Capitalism, free markets, and the consistent application of the rule of law are what brought prosperity to 97% of Americans. Unfortunately, Biden wants to emulate the policies of Europe, a geography fast becoming irrelevant in the arena of geopolitics.
Last week, Treasury Secretary Janet Yellen touted top-down industrial policy. Does anyone remember Solyndra? But Yellen also spouted the big lie about tax policy. Yellen asserted that the affluent, who provide us with goods and services that we freely choose to consume, don’t pay their fair share in taxes. Her use of the word “fair” is entirely subjective. Any objective person would agree that when 1% of households pay 40% of all federal income taxes, which is more than the bottom 90% combined, that is a fair share of the total tax pie. The United States is a wealthy country, but it would be wealthier if economic free-riding was less widespread.
Moreover, while touting new business investment, Yellen said corporate tax rates should be raised to their historical averages, around 35%, from the current 21%, a rate that has caused a boom in corporate investment and receipts by the Treasury Department.
Put simply, Yellen wants to play the shell game: give to preferred businesses and take from the rest. But neither Biden nor Yellen is omniscient. Biden bores with his hectoring about the benefits of unions. He forgets the recent economic history of the U.S. automobile industry, where the United Auto Workers union was complicit in the near-death experience of Detroit.
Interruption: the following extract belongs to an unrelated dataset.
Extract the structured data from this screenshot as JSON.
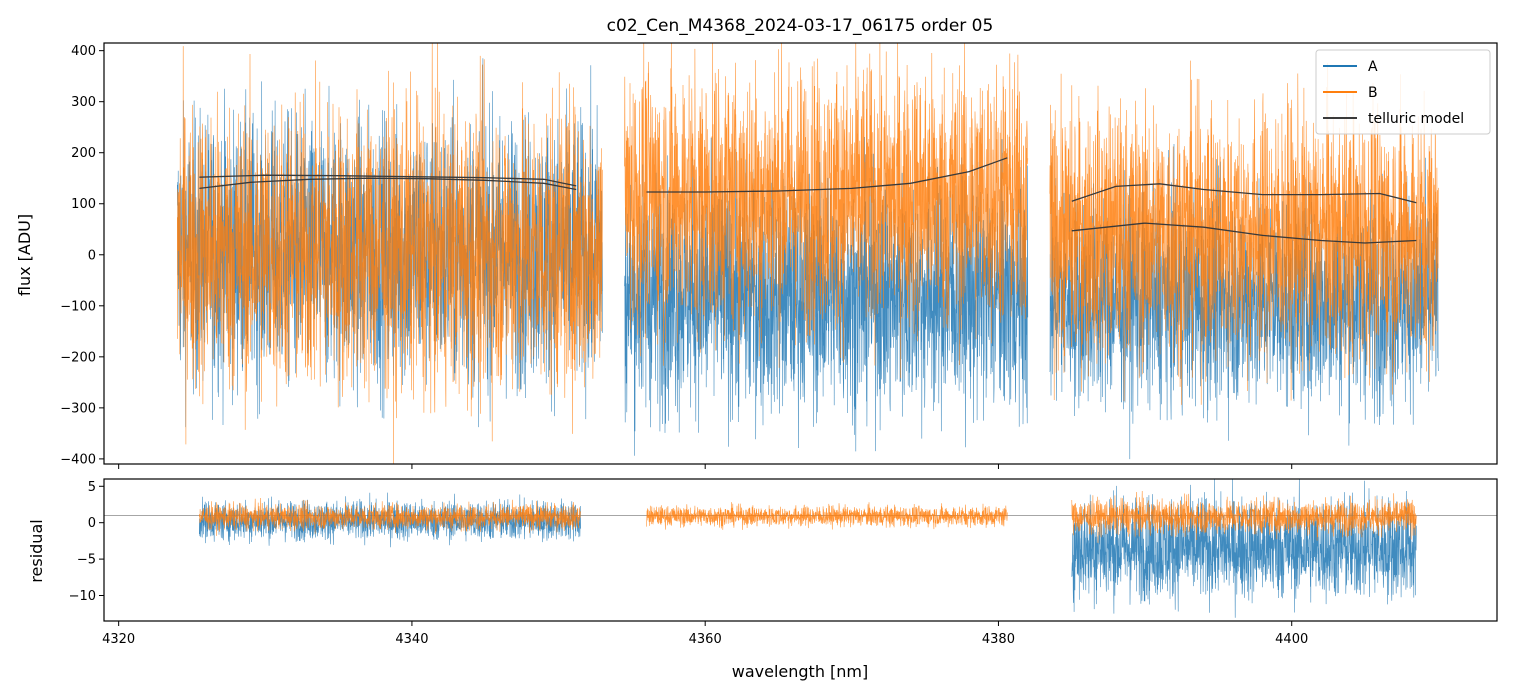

Today, with the labor negotiations involving the rail industry railroad workers, as well as the equally protracted labor negotiations between West Coast port owners and the longshoreman’s unions, we see that unions with monopoly power extract wages, benefits, and working conditions that injure the country. Both the longshoreman’s unions and the rail unions are cartels that would be illegal under U.S. antitrust law, but for legislative carve-outs.
Still, the Presidential Emergency Board appointed by Biden in July to avert a strike proposed that rail employees receive a 14.1% wage increase effective immediately and a 24% compounded wage increase during the five-year period from 2020 through 2024. Service bonuses would also be given to employees over the duration of the contract and would total $5,000. The average pay of a rail employee if the deal is ratified would be approximately $110,000 per year by the end of the agreement. Combined with benefits such as retirement and healthcare, employees would earn $160,000 a year.
Textbook economics says that unions with monopoly power reduce employment in their industry and reduce compensation in nonunion industries because labor that is turned away from a cartel union floods other nonunion industries. Similarly, the longshoreman’s unions brag that their members’ annual wages and benefits equal and exceed $200,000 a year.
Equally alarming, the Biden administration demonizes the oil and gas industry, which creates wealth for all. The administration wastes money on green energy, while the countries of Asia, especially China, laugh and burn coal. The Biden administration does not want us to know that the U.S. has technically recoverable oil reserves of 373 billion barrels. The U.S. has sufficient oil to last well into the next century. The U.S. has even more natural gas.
These things bear noting as people consider for who they should cast their votes in the midterm elections.
James Rogan is a former foreign service officer who later worked in finance and law for 30 years. He writes a daily note on finance and the economy, politics, sociology, and criminal justice.